|Other - Colloquium on Artificial Intelligence Research and Optimization|
|AI Research and Optimization at Wafer-Scale|
|Andy Hock, Cerebras Systems, Inc|
|VP of Product|
|Virtual- Details TBD Zoom
April 07, 2021 - 01:00 pm
Deep learning and artificial intelligence (AI) has great potential for a wide variety of scientific and industry applications. However, modern AI research is constrained by compute: state of the art deep learning models often take days or weeks to train even on large clusters of legacy, general purpose processors like graphics processing units (GPUs). These machines are suitable, but not optimal for AI work. We need a new compute solution to accelerate time to solution, reduce the cost of curiosity, unlock new research and applications.
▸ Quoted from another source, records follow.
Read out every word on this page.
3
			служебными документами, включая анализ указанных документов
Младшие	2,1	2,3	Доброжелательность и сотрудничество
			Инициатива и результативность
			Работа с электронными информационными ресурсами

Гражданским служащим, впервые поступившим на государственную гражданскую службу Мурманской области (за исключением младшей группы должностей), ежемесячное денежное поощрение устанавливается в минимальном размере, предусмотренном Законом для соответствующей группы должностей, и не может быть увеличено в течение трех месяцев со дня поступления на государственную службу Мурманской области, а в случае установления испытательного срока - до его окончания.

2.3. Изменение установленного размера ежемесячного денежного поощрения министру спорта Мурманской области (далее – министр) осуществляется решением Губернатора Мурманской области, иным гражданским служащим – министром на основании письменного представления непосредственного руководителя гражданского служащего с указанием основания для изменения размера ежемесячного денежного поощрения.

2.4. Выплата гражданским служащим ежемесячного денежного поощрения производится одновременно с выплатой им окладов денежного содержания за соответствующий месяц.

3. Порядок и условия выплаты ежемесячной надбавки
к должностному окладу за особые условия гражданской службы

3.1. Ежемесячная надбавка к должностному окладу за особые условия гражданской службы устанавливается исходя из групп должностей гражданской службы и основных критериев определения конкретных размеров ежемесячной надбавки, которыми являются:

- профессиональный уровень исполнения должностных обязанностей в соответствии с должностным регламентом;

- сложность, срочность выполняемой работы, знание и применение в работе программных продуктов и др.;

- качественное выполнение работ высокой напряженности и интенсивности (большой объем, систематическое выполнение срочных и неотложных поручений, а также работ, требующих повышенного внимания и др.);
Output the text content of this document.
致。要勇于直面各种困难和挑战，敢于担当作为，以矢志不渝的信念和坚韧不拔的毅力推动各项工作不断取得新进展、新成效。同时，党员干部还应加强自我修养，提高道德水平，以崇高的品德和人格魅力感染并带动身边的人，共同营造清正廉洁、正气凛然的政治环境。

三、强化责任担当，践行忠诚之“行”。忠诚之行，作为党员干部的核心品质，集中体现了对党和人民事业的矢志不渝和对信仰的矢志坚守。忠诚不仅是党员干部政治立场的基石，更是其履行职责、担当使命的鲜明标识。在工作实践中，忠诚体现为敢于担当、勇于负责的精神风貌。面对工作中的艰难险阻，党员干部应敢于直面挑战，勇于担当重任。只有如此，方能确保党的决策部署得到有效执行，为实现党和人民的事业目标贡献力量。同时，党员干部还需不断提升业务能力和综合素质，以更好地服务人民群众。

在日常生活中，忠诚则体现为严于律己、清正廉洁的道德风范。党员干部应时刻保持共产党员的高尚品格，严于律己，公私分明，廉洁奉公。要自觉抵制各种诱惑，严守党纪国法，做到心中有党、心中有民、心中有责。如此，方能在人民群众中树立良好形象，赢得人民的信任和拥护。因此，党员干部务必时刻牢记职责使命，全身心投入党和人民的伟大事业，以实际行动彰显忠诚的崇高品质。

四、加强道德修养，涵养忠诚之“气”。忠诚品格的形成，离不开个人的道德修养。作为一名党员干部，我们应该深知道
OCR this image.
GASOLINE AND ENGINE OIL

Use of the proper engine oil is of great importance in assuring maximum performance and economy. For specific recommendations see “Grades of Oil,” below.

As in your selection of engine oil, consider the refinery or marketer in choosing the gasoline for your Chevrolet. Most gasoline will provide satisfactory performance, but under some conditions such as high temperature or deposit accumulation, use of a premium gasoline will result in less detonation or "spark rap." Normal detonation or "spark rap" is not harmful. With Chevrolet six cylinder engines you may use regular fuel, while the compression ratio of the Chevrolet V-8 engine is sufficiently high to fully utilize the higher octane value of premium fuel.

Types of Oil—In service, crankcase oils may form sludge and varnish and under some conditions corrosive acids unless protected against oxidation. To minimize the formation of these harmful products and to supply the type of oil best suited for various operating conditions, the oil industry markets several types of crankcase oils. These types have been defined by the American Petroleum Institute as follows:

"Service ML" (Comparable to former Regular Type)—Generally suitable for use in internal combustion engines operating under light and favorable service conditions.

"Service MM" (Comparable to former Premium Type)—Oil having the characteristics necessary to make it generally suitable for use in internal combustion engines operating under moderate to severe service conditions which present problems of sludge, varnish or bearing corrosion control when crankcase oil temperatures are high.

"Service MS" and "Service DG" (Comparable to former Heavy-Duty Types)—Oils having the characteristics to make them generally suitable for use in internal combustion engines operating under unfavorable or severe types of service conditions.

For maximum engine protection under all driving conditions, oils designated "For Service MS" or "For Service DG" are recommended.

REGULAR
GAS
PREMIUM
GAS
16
Cerebras has developed a new processor and system that is able to accelerate AI compute by orders of magnitude beyond GPU, training models in minutes or hours that previously took days or weeks. At the heart of our system is the Wafer-Scale Engine (WSE) – the largest chip ever built and the most powerful processor available for deep learning. The WSE is massive, more than 56x larger than the largest chip built previously. With 400,000 cores, 18GB of fast on-chip SRAM, and a high bandwidth, low latency, software-configurable on-chip network, the WSE delivers cluster-scale compute within a single device programmable via familiar ML frameworks such as TensorFlow. Housed in a standard datacenter-compatible server called the CS-1, our novel solution enables AI research at previously-impossible speeds and scale.
In this talk we will provide an introduction to the Cerebras WSE processor and CS-1 system, and discuss its implications for AI research and optimization.
Dr. Andy Hock is VP of Product at Cerebras. Andy came to Cerebras from Google, where he led Data and Analytics Product for the Terra Bella project, using deep learning and AI to create useful data for maps and enterprise applications from satellite imagery. Computation speed was a problem for this work, and at Cerebras, Andy saw an opportunity to help deliver the right compute solution for deep learning and AI. Before Google, Andy was a Senior Scientist and Senior Technical Program Manager at Arete Associates, where he led research for image processing algorithm development. He has a PhD in Geophysics and Space Physics from UCLA and a BA in Astronomy-Physics from Colgate University.